O gece sabaha kadar gözüme uyku girmedi. Sabah partinin ilçe binasına gittiğimde durumu kimseye anlatmadım. Moraran yüzüm için “Düştüm, yüzüm masaya çarptı” dedim. Akşam eve geldiğimde sokağımızdaki bir taksi dikkatimi çekti. Baktım, aynı polisler camdan beni izliyorlar. Yukarıya çıkıp evin penceresinden baktığımda o taksi oradan gitmişti. Ülkemi terk etme kararını o gece verdim. Bir hafta sonra da varımı yoğumu şebeke elemanlarına verip ailemle birlikte kaçak yollarla yurt dışına çıkarak mülteci konumuna düştüm.

BAZILARININ EVLATLARI KESİNLİKLE GERİLLADA DEĞİL

Yurtsever bir ailedensiniz ve iki kardeşiniz özgürlük mücadelesi saflarına katıldı. Biri şehit ve bir kardeşiniz de hala gerillada. Türk devleti sizin gibi yurtseverleri baskı, şantaj ve çeşitli oyunlarla kendi kirli siyaseti için kullanıyor. Böyle ailelere, özellikle de HDP binaları önünde oturanlara bir mesajınız var mı?

Öncelikle şunu söyleyeyim; orada oturanlardan bazılarının evlatları kesinlikle gerillada değil hatta bazılarının çocuğu bile yok. Ama ciddi anlamda evlatları mücadele içinde olan, zaaflarına yenilmiş ve bu zaaflar yüzünden Kürt halkının siyasetçilerine ve kahramanlarına yönelik tezgahlanan bu kirli ve çirkin oyuna alet ediliyorlar.

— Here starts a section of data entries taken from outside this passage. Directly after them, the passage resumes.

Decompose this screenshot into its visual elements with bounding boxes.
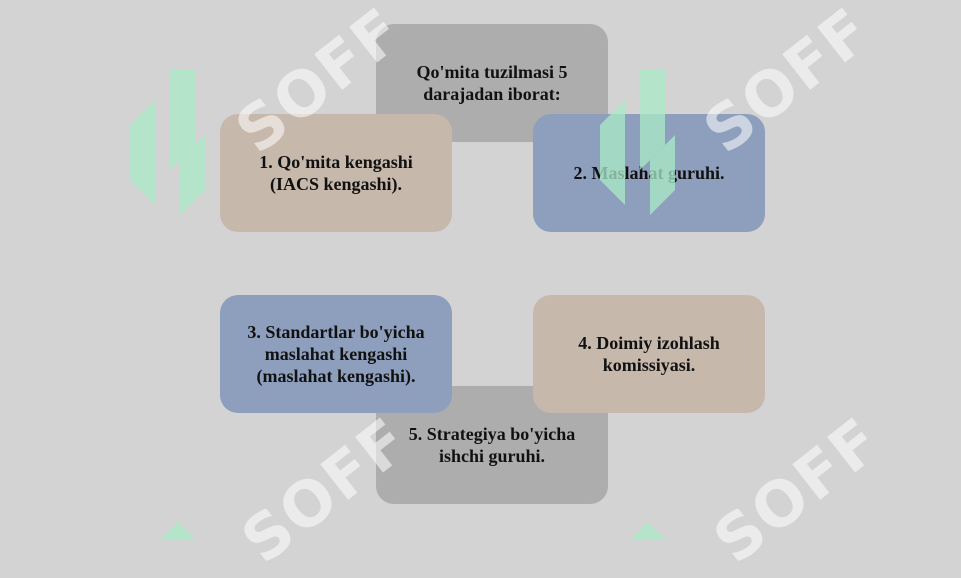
watermark-logo-icon: [630, 522, 666, 540]
watermark-logo-icon: [130, 70, 205, 215]
box-2-text: 2. Maslahat guruhi.: [573, 163, 725, 183]
title-text: Qo'mita tuzilmasi 5 darajadan iborat:: [416, 62, 568, 104]
box-1-text: 1. Qo'mita kengashi (IACS kengashi).: [259, 152, 413, 194]
box-4-text: 4. Doimiy izohlash komissiyasi.: [578, 333, 720, 375]
box-2-advisory-group: 2. Maslahat guruhi.: [533, 114, 765, 232]
box-5-text: 5. Strategiya bo'yicha ishchi guruhi.: [408, 424, 576, 466]
box-3-standards-advisory-council: 3. Standartlar bo'yicha maslahat kengash…: [220, 295, 452, 413]
watermark-logo-icon: [160, 522, 196, 540]
box-1-committee-council: 1. Qo'mita kengashi (IACS kengashi).: [220, 114, 452, 232]
box-3-text: 3. Standartlar bo'yicha maslahat kengash…: [247, 322, 425, 386]
box-4-interpretation-commission: 4. Doimiy izohlash komissiyasi.: [533, 295, 765, 413]
watermark-text: SOFF: [700, 402, 895, 578]
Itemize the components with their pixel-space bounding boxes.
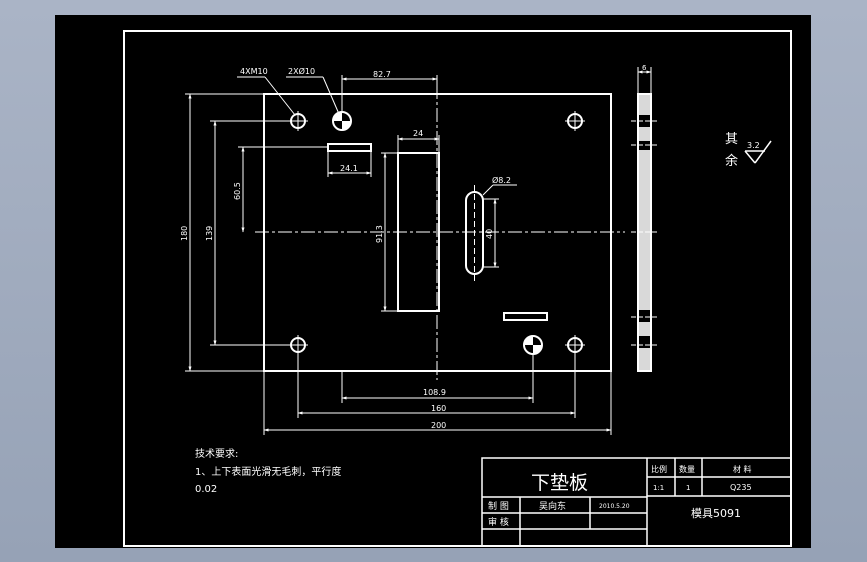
drawn-by: 吴向东 [539,500,566,512]
title-block [481,457,792,547]
surface-label-char1: 其 [725,132,738,147]
drawn-date: 2010.5.20 [599,503,630,510]
surface-value: 3.2 [747,141,760,150]
thin-slot-bottom [503,312,548,321]
label-160: 160 [431,404,446,413]
thin-slot-top [327,143,372,152]
col-scale: 比例 [651,464,667,474]
label-6: 6 [642,64,647,72]
label-40: 40 [485,229,494,239]
roughness-symbol [744,140,772,164]
hole-m10-top-right [565,111,585,131]
col-material: 材 料 [733,464,752,474]
notes-line2: 0.02 [195,484,217,495]
notes-line1: 1、上下表面光滑无毛刺，平行度 [195,465,341,478]
drawn-label: 制 图 [488,500,509,512]
check-label: 审 核 [488,516,509,528]
label-24: 24 [413,129,423,138]
qty-value: 1 [686,484,690,492]
pin-hole-bottom [523,335,543,355]
label-200: 200 [431,421,446,430]
notes-heading: 技术要求: [195,447,238,460]
surface-label-char2: 余 [725,153,738,169]
label-2xo10: 2XØ10 [288,66,315,76]
oblong-slot [465,191,484,275]
rect-cutout [397,152,440,312]
part-name: 下垫板 [531,472,588,494]
label-180: 180 [180,226,189,241]
scale-value: 1:1 [653,484,664,492]
pin-hole-top [332,111,352,131]
label-60-5: 60.5 [233,182,242,200]
drawing-canvas: 4XM10 2XØ10 82.7 24 24.1 60.5 139 180 91… [55,15,811,548]
label-8-2: Ø8.2 [492,175,511,185]
col-qty: 数量 [679,464,695,474]
label-108-9: 108.9 [423,388,446,397]
label-24-1: 24.1 [340,164,358,173]
label-82-7: 82.7 [373,70,391,79]
drawing-border [123,30,792,547]
surface-label: 其 余 [725,132,742,169]
drawing-number: 模具5091 [691,507,741,520]
label-139: 139 [205,226,214,241]
label-4xm10: 4XM10 [240,67,268,76]
material-value: Q235 [730,483,752,492]
side-view [631,67,658,372]
label-91-3: 91.3 [375,225,384,243]
dimension-lines [185,75,612,435]
cad-drawing: 4XM10 2XØ10 82.7 24 24.1 60.5 139 180 91… [123,30,792,547]
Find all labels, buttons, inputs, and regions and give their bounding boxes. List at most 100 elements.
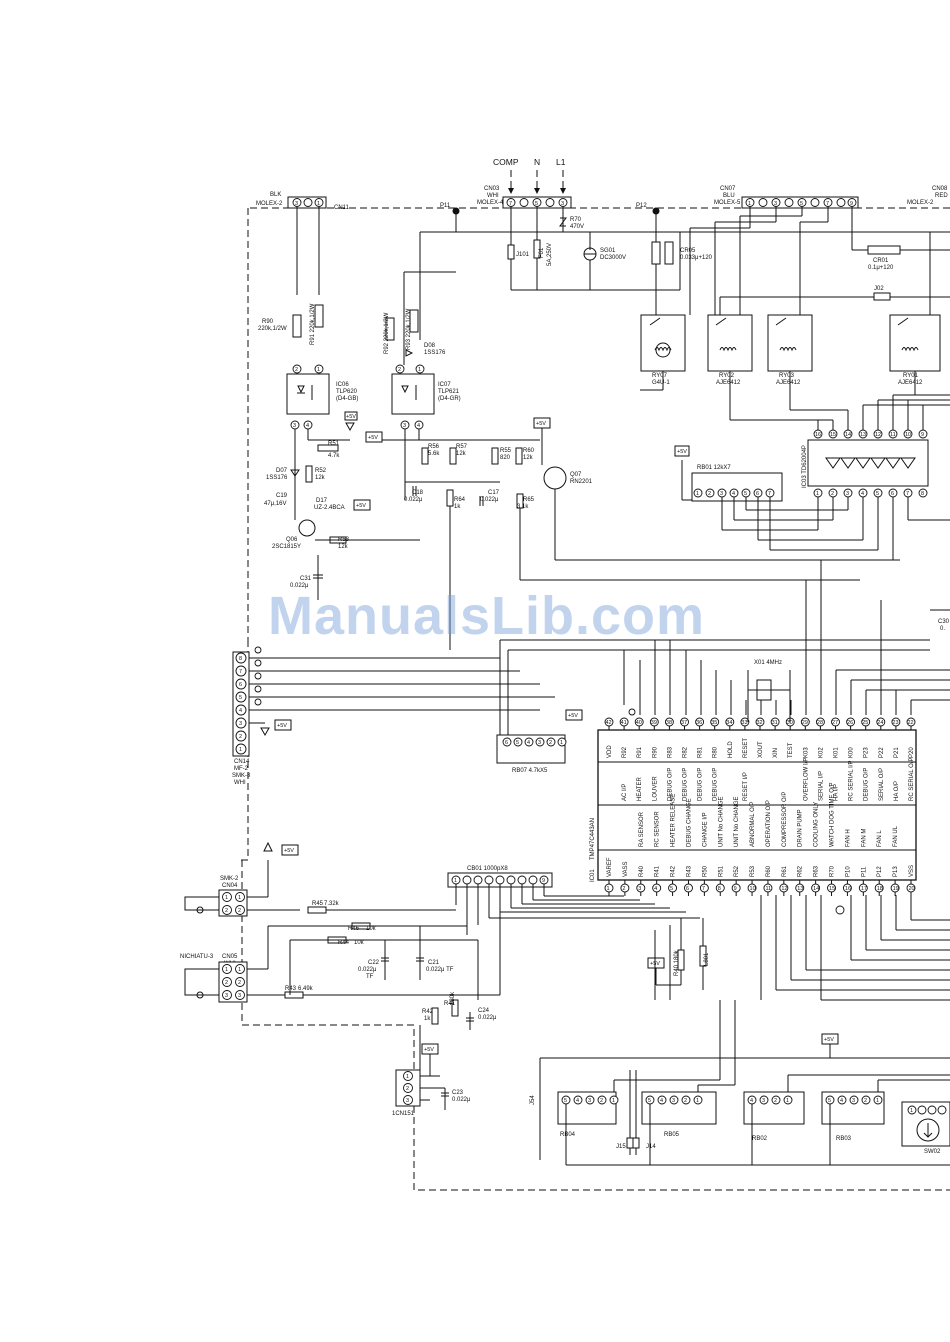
c31-value: 0.022μ [290,583,309,589]
svg-text:3: 3 [225,993,228,999]
ic01-bottom-pin-code: R52 [734,865,740,877]
ic01-pin-35 [710,717,720,727]
svg-text:6: 6 [505,740,508,746]
svg-text:1: 1 [225,967,228,973]
c22-tf: TF [366,974,374,980]
ry01-type: AJE6412 [898,380,923,386]
svg-text:7: 7 [906,491,909,497]
ic01-pin-number: 29 [802,720,808,726]
c24-label: C24 [478,1008,490,1014]
d17-label: D17 [316,498,328,504]
ic01-pin-number: 4 [654,886,657,892]
r70-value: 470V [570,224,584,230]
c18-value: 0.022μ [404,497,423,503]
plus5v-label-10: +5V [424,1047,434,1053]
j54-label: J54 [530,1095,536,1105]
ic01-pin-number: 25 [862,720,868,726]
svg-text:4: 4 [750,1098,753,1104]
ic01-bottom-pin-function: UNIT No CHANGE [734,796,740,847]
svg-text:3: 3 [239,721,242,727]
svg-text:9: 9 [921,432,924,438]
r57-value: 12k [456,451,467,457]
resistor-array-rb01: +5V RB01 12kX7 1 2 3 4 5 6 7 [674,445,950,560]
ic01-pin-number: 34 [726,720,732,726]
c21-value: 0.022μ TF [426,967,454,973]
r45-label: R45 [312,901,324,907]
ic01-bottom-pin-function: COMPRESSOR O/P [782,792,788,847]
ic01-pin-number: 5 [670,886,673,892]
svg-text:5: 5 [828,1098,831,1104]
ic01-pin-40 [634,717,644,727]
ic01-bottom-pin-function: UNIT No CHANGE [718,796,724,847]
ic01-pin-39 [649,717,659,727]
ic01-pin-number: 23 [892,720,898,726]
c17-label: C17 [488,490,500,496]
ic01-pin-number: 31 [772,720,778,726]
cn04-name: CN04 [222,883,238,889]
svg-text:3: 3 [561,201,564,207]
ic01-pin-number: 35 [711,720,717,726]
ic01-top-pin-code: TEST [788,742,794,758]
plus5v-label-8: +5V [284,848,294,854]
ic01-top-pin-code: XOUT [758,741,764,758]
relay-ry02: RY02 AJE6412 [707,314,753,386]
ry02-type: AJE6412 [716,380,741,386]
svg-text:2: 2 [239,734,242,740]
d08-value: 1SS176 [424,350,446,356]
r51-value: 4.7k [328,453,340,459]
svg-text:14: 14 [845,432,851,438]
r55-label: R55 [500,448,512,454]
j15-label: J15 [616,1144,626,1150]
ic06-name: IC06 [336,382,349,388]
cr01-value: 0.1μ+120 [868,265,894,271]
cn07-type: MOLEX-5 [714,200,741,206]
ic01-top-pin-function: HEATER [637,776,643,801]
cn07-color: BLU [723,193,735,199]
j101-label: J101 [516,252,530,258]
ic01-pin-25 [861,717,871,727]
svg-text:1: 1 [786,1098,789,1104]
d07-label: D07 [276,468,288,474]
svg-text:4: 4 [732,491,735,497]
svg-text:3: 3 [293,423,296,429]
connector-cn07: CN07 BLU MOLEX-5 1 3 5 7 9 [714,186,859,209]
ic01-pin-number: 11 [765,886,771,892]
x01-label: X01 4MHz [754,660,782,666]
ic01-pin-number: 30 [787,720,793,726]
ry01-name: RY01 [903,373,919,379]
input-protection: J101 F01 5A,250V SG01 DC3000V R70 470V C… [507,217,901,301]
svg-text:3: 3 [672,1098,675,1104]
svg-text:12: 12 [875,432,881,438]
opto-input-2: R92 220k,1/2W R93 220k,1/2W D08 1SS176 2… [365,271,900,650]
ic01-bottom-pin-function: WATCH DOG TIME O/P [830,782,836,847]
r41-value: 180k [450,991,456,1005]
ic01-pin-number: 14 [813,886,819,892]
ic01-top-pin-function: SERIAL O/P [879,768,885,801]
svg-text:3: 3 [720,491,723,497]
svg-text:9: 9 [542,878,545,884]
r45-value: 7.32k [324,901,340,907]
r55-value: 820 [500,455,511,461]
svg-text:4: 4 [306,423,309,429]
l801-label: L801 [704,952,710,966]
r52-label: R52 [315,468,327,474]
d07-value: 1SS176 [266,475,288,481]
ic01-bottom-pin-code: R60 [766,865,772,877]
cn14-color: WHI [234,780,246,786]
ic01-top-pin-code: P21 [894,747,900,758]
svg-text:6: 6 [756,491,759,497]
svg-text:3: 3 [774,201,777,207]
l1-label: L1 [556,157,566,167]
ic01-bottom-pin-code: R51 [718,865,724,877]
svg-text:5: 5 [564,1098,567,1104]
sensor-filter: R42 1k R41 180k C24 0.022μ +5V R40 180k … [420,912,710,1030]
watermark-text: ManualsLib.com [268,586,706,646]
cn03-type: MOLEX-4 [477,200,504,206]
rb05: 5 4 3 2 1 RB05 [641,1091,717,1138]
ic01-top-pin-function: HA I/P [834,784,840,801]
svg-text:3: 3 [403,423,406,429]
ic01-top-pin-function: DEBUG O/P [698,768,704,801]
r41-label: R41 [444,1001,456,1007]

Fakat onur her şeyden üstündür. Evlatlarımız, kardeşlerimiz onların düştüğü durumu kabul etmiyor ve defalarca oradaki ailelere seslendiler. “Kirli politikalara alet olmayın” dediler. Onurumuzu kirli politikalara alet etmeyelim. AKP’nin seçim malzemesine dönüştürmelerine izin vermemeliler. İradeleri sağlam olanların aileleri olarak irademizi kırmalarına izin vermeyelim. O utanç ve ihanet çadırlarında oturmayalım.